On Mar 10, 2006, at 11:54 AM, Tom Lane wrote:
Stefan Kaltenbrunner <[EMAIL PROTECTED]> writes:
3. vacuuming this table - it turned out that VACUUM FULL is
completly
unusable on a table(which i actually expected before) of this
size not
only to the locking involved but rather due to a gigantic memory
requirement and unbelievable slowness.
sure, that was mostly meant as an experiment, if I had to do this
on a
production database I would most likely use CLUSTER to get the
desired
effect (which in my case was purely getting back the diskspace
wasted by
dead tuples)
Yeah, the VACUUM FULL algorithm is really designed for situations
where
just a fraction of the rows have to be moved to re-compact the table.
It might be interesting to teach it to abandon that plan and go to a
CLUSTER-like table rewrite once the percentage of dead space is
seen to
reach some suitable level.

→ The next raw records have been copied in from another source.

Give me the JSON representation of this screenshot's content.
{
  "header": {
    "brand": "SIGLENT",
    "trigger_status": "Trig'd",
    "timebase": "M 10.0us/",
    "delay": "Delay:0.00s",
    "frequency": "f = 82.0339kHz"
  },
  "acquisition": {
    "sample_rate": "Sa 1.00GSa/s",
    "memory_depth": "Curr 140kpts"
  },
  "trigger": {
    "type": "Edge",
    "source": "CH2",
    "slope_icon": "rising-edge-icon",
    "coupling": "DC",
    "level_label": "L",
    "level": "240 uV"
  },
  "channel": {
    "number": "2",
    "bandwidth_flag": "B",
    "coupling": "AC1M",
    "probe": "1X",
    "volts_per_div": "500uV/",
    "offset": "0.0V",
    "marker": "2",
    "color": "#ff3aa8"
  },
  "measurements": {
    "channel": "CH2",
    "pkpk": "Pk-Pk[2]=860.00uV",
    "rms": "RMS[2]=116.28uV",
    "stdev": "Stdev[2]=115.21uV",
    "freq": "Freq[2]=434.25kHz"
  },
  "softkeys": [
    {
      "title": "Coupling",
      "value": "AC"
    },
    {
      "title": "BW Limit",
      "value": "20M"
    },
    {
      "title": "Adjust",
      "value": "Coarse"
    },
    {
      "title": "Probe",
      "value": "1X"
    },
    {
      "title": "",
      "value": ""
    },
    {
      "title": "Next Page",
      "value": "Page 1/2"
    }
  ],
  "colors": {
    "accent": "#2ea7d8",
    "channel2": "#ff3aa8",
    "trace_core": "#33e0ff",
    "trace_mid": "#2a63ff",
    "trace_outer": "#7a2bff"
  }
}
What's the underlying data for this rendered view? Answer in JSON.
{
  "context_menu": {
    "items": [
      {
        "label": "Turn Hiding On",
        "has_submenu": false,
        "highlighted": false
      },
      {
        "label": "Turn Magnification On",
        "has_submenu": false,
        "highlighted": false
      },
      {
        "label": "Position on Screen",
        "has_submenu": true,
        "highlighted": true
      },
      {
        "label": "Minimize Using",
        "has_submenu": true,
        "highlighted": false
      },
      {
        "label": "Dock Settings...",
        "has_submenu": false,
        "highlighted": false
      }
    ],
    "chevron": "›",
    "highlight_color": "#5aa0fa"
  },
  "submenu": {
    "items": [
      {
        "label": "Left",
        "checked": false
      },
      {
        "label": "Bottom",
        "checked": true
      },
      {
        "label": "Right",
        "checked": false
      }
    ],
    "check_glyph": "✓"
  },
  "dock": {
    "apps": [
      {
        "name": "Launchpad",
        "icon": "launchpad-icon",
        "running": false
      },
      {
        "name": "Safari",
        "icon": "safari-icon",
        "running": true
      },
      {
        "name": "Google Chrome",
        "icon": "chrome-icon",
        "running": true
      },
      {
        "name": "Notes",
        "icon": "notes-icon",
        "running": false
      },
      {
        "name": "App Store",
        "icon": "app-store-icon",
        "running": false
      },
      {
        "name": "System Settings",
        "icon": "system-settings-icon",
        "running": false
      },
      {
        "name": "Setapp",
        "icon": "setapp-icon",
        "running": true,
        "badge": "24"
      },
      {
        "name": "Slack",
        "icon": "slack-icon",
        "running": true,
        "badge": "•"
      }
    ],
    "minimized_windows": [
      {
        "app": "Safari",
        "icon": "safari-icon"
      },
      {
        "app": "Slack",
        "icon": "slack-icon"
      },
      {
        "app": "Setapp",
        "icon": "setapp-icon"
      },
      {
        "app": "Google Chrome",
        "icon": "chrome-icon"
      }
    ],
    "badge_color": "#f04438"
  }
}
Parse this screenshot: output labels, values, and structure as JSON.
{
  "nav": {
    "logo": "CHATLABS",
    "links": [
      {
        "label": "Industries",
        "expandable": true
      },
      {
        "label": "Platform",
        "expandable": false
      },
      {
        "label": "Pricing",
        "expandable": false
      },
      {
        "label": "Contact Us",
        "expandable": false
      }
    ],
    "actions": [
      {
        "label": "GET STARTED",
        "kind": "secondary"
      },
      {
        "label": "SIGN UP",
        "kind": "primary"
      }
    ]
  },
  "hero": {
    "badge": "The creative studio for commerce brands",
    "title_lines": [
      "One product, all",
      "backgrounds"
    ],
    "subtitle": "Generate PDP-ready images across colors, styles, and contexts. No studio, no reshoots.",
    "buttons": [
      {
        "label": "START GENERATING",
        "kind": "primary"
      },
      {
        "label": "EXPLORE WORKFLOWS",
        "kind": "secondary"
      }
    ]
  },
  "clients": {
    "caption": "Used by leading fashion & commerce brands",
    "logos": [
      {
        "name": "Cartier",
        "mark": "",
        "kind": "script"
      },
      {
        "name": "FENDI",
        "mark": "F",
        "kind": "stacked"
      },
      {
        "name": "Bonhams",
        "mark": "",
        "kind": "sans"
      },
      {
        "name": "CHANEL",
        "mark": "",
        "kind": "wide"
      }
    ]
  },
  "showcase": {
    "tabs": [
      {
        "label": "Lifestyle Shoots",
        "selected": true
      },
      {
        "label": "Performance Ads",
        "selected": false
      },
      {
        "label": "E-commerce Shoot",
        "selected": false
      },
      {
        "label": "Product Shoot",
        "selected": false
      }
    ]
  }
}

CLUSTER has its own disadvantages though
(2X peak disk space usage, doesn't work on core catalogs, etc).
I get bitten by this quite often (customer machines, one giant table,
purge out a lot of old data).
CLUSTER is great for that, given the headroom, though I've often
resorted to a dump and restore because I've not had the headroom
for cluster, and it's a lot less downtime than a full vacuum.
While the right fix there is to redo the application engine side to use
table partitioning, I keep wondering whether it would be possible
to move rows near the end of the table to the beginning in one, non-
locking
phase (vacuum to populate FSM with free space near beginning of table,
touch rows starting at end of table, repeat) and then finish off with a
vacuum full to tidy up the remainder and truncate the files (or a
simpler
"lock the table and truncate anything unused at the end").